The San Diego Padres offense was dramatically changed this off-season. With all the offensive players added to the team, there was an immediate concern over who would play center field. Matt Kemp has a gold glove there from 2011, but he is clearly not capable of playing it on an every day basis.
Wil Myers was deemed the starting center fielder just before spring training, and he immediately embraced the challenge. Being the center fielder of a major league team is not an easy task by any means. There are a lot of responsibilities as far as defense goes and most people do not realize the work. Myers would have to learn a lot of spray charts in an attempt to position himself and his fellow outfielders in the right spot.
Myers has long strides and is fairly quick to the ball in center field. He has taken charge and I have witnessed him call off both Kemp and Justin Upton on fly balls. That’s what you want from your center fielder. He has to be aggressive and want every fly ball hit in the outfield. I was skeptical about Myers being able to handle every day duties on the field, but he has shown me that he will be more than adequate. A very impressive start from the young player.
When the immortal Tony Gwynn came up with the Padres he was considered a defensive liability. He wasn’t all that quick and his arm was average at best. Gwynn worked his tail off and became a great fielder. Earning 3 gold gloves for his work in the field. Point is that Myers is young enough to work on his craft and improve. He has shown the eagerness to learn and he is in a learning process wight now. If and when miscues happen, we as fans need to be patient and take solace in the fact that Wil Myers is 24 years old, and should be with the San Diego Padres for the next half decade or so. If Myers starts to figure it out in the next season or two, I would advise locking him up long-term extension.
The bat that Myers flashes is still in consistent, but you have to take in the fact that he is batting lead-off presently. Batting in the #1 hole is not in Myers future, if you ask me. He should be a middle of the order hitter, with the ability to hit second if he cuts down on the strike outs. As patient as Padres fans need to be with Myers on the field, his bat too will require a lot of tolerance. It’s just not all the way there quite yet.
His swing is a just little off right now. He tends to lift the ball instead of driving right through it. He finishes his swing upright almost like a gofer, he in my opinion, needs to make an adjustment. Myers makes consistent hard contact, and once he stops lifting he will hit line drives all over the field. Wil Myers has the ability to be a perennial All-Star once he figures it all out. You just have to make constant adjustments to succeed in the major leagues. You cannot be set in your ways and you must listen to outside criticism.

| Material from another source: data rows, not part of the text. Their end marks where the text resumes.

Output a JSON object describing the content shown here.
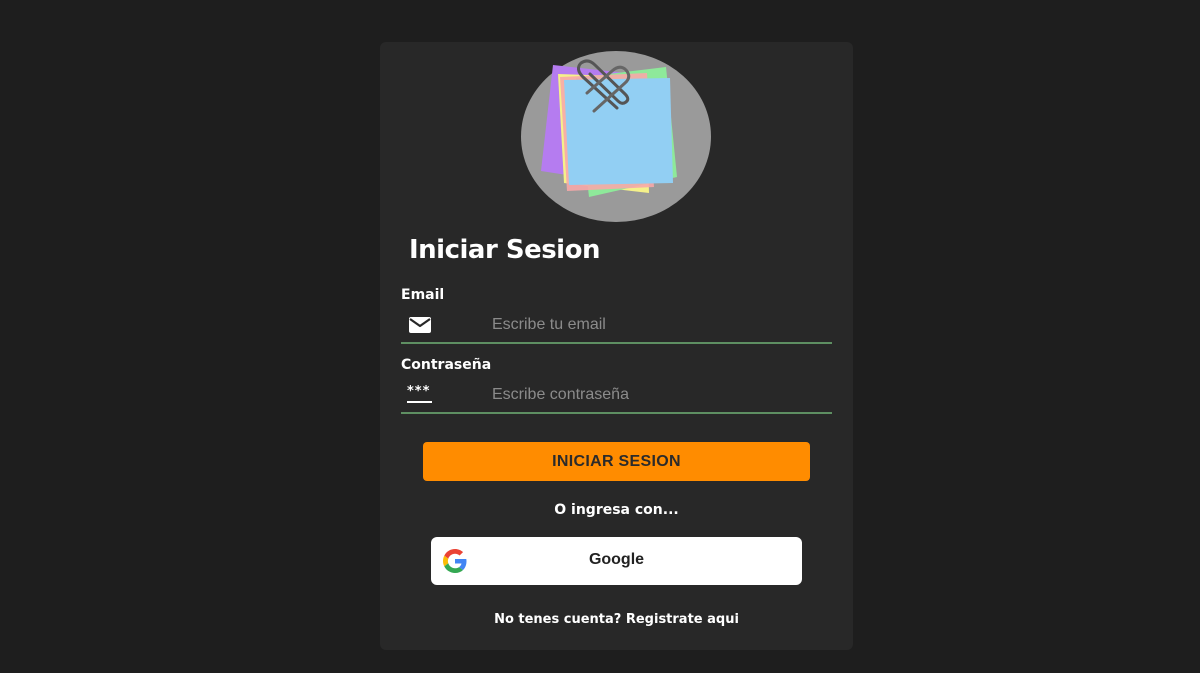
{
  "login": {
    "title": "Iniciar Sesion",
    "email": {
      "label": "Email",
      "placeholder": "Escribe tu email",
      "value": "",
      "icon": "envelope-icon"
    },
    "password": {
      "label": "Contraseña",
      "placeholder": "Escribe contraseña",
      "value": "",
      "icon": "password-asterisks-icon",
      "icon_glyph": "***"
    },
    "submit_label": "INICIAR SESION",
    "alt_text": "O ingresa con...",
    "google_label": "Google",
    "footer_text": "No tenes cuenta? ",
    "footer_link": "Registrate aqui"
  },
  "colors": {
    "background": "#1e1e1e",
    "card": "#282828",
    "accent": "#ff8c00",
    "field_underline": "#5e8f62",
    "logo_circle": "#9a9a9a"
  },
  "logo_icon": "sticky-notes-paperclip-icon"
}
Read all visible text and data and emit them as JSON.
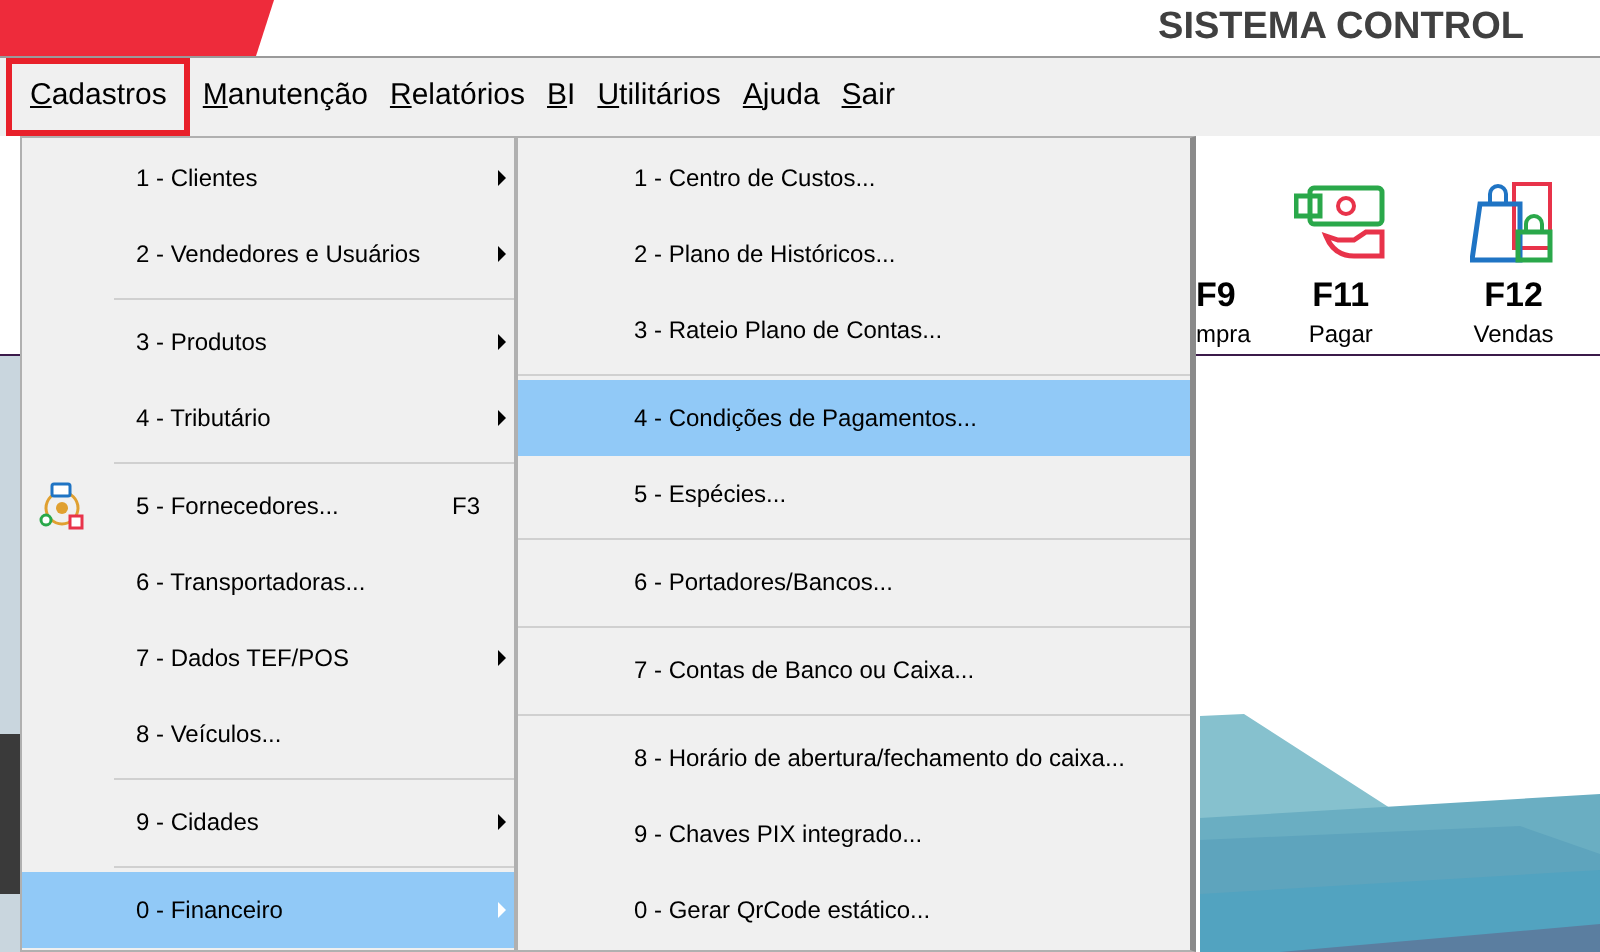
{
  "header": {
    "title": "SISTEMA CONTROL"
  },
  "menubar": [
    {
      "label": "Cadastros",
      "selected": true
    },
    {
      "label": "Manutenção",
      "selected": false
    },
    {
      "label": "Relatórios",
      "selected": false
    },
    {
      "label": "BI",
      "selected": false
    },
    {
      "label": "Utilitários",
      "selected": false
    },
    {
      "label": "Ajuda",
      "selected": false
    },
    {
      "label": "Sair",
      "selected": false
    }
  ],
  "toolbar": [
    {
      "key": "F9",
      "label": "mpra",
      "kind": "cut"
    },
    {
      "key": "F11",
      "label": "Pagar",
      "kind": "pay"
    },
    {
      "key": "F12",
      "label": "Vendas",
      "kind": "sales"
    }
  ],
  "menu": [
    {
      "kind": "item",
      "label": "1 - Clientes",
      "submenu": true,
      "selected": false
    },
    {
      "kind": "item",
      "label": "2 - Vendedores e Usuários",
      "submenu": true,
      "selected": false
    },
    {
      "kind": "separator"
    },
    {
      "kind": "item",
      "label": "3 - Produtos",
      "submenu": true,
      "selected": false
    },
    {
      "kind": "item",
      "label": "4 - Tributário",
      "submenu": true,
      "selected": false
    },
    {
      "kind": "separator"
    },
    {
      "kind": "item",
      "label": "5 - Fornecedores...",
      "shortcut": "F3",
      "icon": true,
      "selected": false
    },
    {
      "kind": "item",
      "label": "6 - Transportadoras...",
      "selected": false
    },
    {
      "kind": "item",
      "label": "7 - Dados TEF/POS",
      "submenu": true,
      "selected": false
    },
    {
      "kind": "item",
      "label": "8 - Veículos...",
      "selected": false
    },
    {
      "kind": "separator"
    },
    {
      "kind": "item",
      "label": "9 - Cidades",
      "submenu": true,
      "selected": false
    },
    {
      "kind": "separator"
    },
    {
      "kind": "item",
      "label": "0 - Financeiro",
      "submenu": true,
      "selected": true
    }
  ],
  "submenu": [
    {
      "kind": "item",
      "label": "1 - Centro de Custos...",
      "selected": false
    },
    {
      "kind": "item",
      "label": "2 - Plano de Históricos...",
      "selected": false
    },
    {
      "kind": "item",
      "label": "3 - Rateio Plano de Contas...",
      "selected": false
    },
    {
      "kind": "separator"
    },
    {
      "kind": "item",
      "label": "4 - Condições de Pagamentos...",
      "selected": true
    },
    {
      "kind": "item",
      "label": "5 - Espécies...",
      "selected": false
    },
    {
      "kind": "separator"
    },
    {
      "kind": "item",
      "label": "6 - Portadores/Bancos...",
      "selected": false
    },
    {
      "kind": "separator"
    },
    {
      "kind": "item",
      "label": "7 - Contas de Banco ou Caixa...",
      "selected": false
    },
    {
      "kind": "separator"
    },
    {
      "kind": "item",
      "label": "8 - Horário de abertura/fechamento do caixa...",
      "selected": false
    },
    {
      "kind": "item",
      "label": "9 - Chaves PIX integrado...",
      "selected": false
    },
    {
      "kind": "item",
      "label": "0 - Gerar QrCode estático...",
      "selected": false
    }
  ]
}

The future for Wil Myers seems bright in San Diego. For a player who had never once even visited the city of San Diego, he is adjusting well. The city will embrace him if he continues to hustle and have fun. That is really what Padres fans admire most. Any player can hustle down the line on a weak ground ball. Myers has busted his tail every time and I love seeing it. That kind of effort will go a long way towards keeping fans on your side. The additions GM A.J. Preller made were monumental, and Myers could very well be the steal of the off-season for the San Diego Padres.